Guantánamo

Death of Islamic State recruiter complicates effort to close Guantánamo

In this Nov. 13, 2013, file photo reviewed by the U.S. military, a soldier closes the gate at the now abandoned Camp X-Ray, which was used as the first detention facility for suspected militants who were captured after the Sept. 11 attacks.
In this Nov. 13, 2013, file photo reviewed by the U.S. military, a soldier closes the gate at the now abandoned Camp X-Ray, which was used as the first detention facility for suspected militants who were captured after the Sept. 11 attacks. ASSOCIATED PRESS

During six years at Guantánamo Bay, Abdul Rauf insisted he was a lowly Taliban foot soldier, even though he was really a corps commander.

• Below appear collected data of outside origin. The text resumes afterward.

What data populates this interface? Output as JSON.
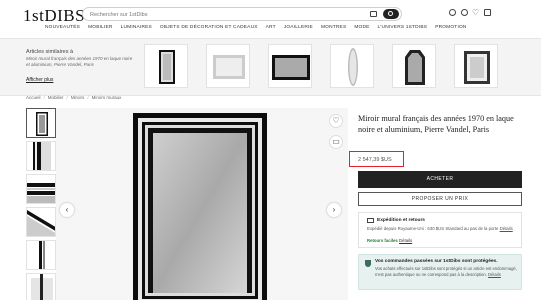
{
  "header": {
    "logo_main": "1stDIBS",
    "search_placeholder": "Rechercher sur 1stDibs"
  },
  "nav": [
    "NOUVEAUTÉS",
    "MOBILIER",
    "LUMINAIRES",
    "OBJETS DE DÉCORATION ET CADEAUX",
    "ART",
    "JOAILLERIE",
    "MONTRES",
    "MODE",
    "L'UNIVERS 1STDIBS",
    "PROMOTION"
  ],
  "similar": {
    "title": "Articles similaires à",
    "desc": "Miroir mural français des années 1970 en laque noire et aluminium, Pierre Vandel, Paris",
    "view_all": "Afficher plus"
  },
  "breadcrumbs": [
    "Accueil",
    "Mobilier",
    "Miroirs",
    "Miroirs muraux"
  ],
  "product": {
    "title": "Miroir mural français des années 1970 en laque noire et aluminium, Pierre Vandel, Paris",
    "price": "2 547,39 $US",
    "buy_label": "ACHETER",
    "offer_label": "PROPOSER UN PRIX"
  },
  "shipping": {
    "title": "Expédition et retours",
    "desc_prefix": "Expédié depuis Royaume-Uni : 630 $US Standard au pas de la porte",
    "details": "Détails",
    "returns_label": "Retours faciles",
    "returns_details": "Détails"
  },
  "protection": {
    "title": "Vos commandes passées sur 1stDibs sont protégées.",
    "desc_a": "Vos achats effectués sur 1stDibs sont protégés si un article est endommagé, n'est pas authentique ou ne correspond pas à la description.",
    "details": "Détails"
  },
  "colors": {
    "accent_red": "#e5222b",
    "dark": "#222222",
    "protect_bg": "#e7f2f0"
  }
}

Rauf, held as Detainee 108, was released in Dec. 12, 2007 to his native Afghanistan in a transfer of 15 captives. He was working as the top recruiter in Afghanistan for Islamic State militants when a drone strike on Monday killed him along with seven others.

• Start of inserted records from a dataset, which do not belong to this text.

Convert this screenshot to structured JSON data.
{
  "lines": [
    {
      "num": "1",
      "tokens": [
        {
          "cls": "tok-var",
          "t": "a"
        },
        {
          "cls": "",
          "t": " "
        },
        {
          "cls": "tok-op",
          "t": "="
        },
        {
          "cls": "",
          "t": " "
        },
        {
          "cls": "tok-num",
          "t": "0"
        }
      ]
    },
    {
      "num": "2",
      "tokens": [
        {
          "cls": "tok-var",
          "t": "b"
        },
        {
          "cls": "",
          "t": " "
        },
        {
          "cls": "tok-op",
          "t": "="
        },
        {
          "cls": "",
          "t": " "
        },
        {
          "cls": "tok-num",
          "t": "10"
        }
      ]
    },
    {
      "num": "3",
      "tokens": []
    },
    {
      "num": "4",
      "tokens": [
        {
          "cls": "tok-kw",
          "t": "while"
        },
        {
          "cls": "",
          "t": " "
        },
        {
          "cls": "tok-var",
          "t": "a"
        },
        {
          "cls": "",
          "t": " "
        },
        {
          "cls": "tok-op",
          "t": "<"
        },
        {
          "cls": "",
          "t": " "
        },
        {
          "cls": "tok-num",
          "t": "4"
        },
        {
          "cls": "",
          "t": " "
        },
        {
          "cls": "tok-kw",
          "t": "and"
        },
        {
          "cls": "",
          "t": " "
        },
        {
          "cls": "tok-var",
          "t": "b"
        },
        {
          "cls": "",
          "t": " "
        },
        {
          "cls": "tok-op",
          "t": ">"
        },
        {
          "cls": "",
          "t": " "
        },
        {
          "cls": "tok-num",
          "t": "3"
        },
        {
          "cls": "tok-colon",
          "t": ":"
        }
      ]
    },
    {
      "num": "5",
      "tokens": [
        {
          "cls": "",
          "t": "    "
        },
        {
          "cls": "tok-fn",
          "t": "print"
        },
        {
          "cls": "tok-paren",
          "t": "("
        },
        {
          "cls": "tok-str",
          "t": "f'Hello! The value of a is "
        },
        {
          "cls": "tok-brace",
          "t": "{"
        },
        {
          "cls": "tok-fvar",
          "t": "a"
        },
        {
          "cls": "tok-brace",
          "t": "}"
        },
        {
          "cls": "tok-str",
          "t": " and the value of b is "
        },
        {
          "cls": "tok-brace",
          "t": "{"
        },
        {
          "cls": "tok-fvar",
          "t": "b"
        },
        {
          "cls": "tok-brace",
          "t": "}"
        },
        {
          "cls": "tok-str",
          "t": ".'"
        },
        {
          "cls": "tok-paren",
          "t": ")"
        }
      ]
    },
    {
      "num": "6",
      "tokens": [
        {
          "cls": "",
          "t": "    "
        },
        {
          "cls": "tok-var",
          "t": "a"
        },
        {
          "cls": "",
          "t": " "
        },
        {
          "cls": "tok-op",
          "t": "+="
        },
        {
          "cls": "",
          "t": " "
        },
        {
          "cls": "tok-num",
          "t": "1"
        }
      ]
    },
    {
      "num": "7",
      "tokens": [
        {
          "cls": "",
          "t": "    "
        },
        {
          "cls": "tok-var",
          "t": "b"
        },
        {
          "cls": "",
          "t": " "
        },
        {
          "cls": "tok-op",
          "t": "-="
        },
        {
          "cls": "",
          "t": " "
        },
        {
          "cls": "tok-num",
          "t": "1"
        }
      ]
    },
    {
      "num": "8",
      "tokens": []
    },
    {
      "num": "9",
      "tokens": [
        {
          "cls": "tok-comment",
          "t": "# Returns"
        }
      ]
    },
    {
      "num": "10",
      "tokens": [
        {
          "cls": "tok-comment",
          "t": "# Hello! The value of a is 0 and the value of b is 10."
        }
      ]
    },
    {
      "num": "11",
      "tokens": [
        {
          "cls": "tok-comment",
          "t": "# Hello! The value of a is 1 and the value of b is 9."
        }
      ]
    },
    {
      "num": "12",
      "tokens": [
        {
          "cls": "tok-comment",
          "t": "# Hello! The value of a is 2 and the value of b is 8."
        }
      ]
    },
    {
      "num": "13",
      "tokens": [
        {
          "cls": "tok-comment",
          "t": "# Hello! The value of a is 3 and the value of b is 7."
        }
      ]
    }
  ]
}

Detainees like Rauf who have returned to the battlefield are complicating President Barack Obama’s hopes of closing the detention center for terrorism suspects at the U.S. Navy base in Cuba. It now holds 122 captives, just 10 of them in war court proceedings.

The administration says the prison is costly, damages America’s relationship with key allies and provides extremists a propaganda tool to woo recruits.

Republican lawmakers point to Rauf as an example of the danger that can come from releasing detainees.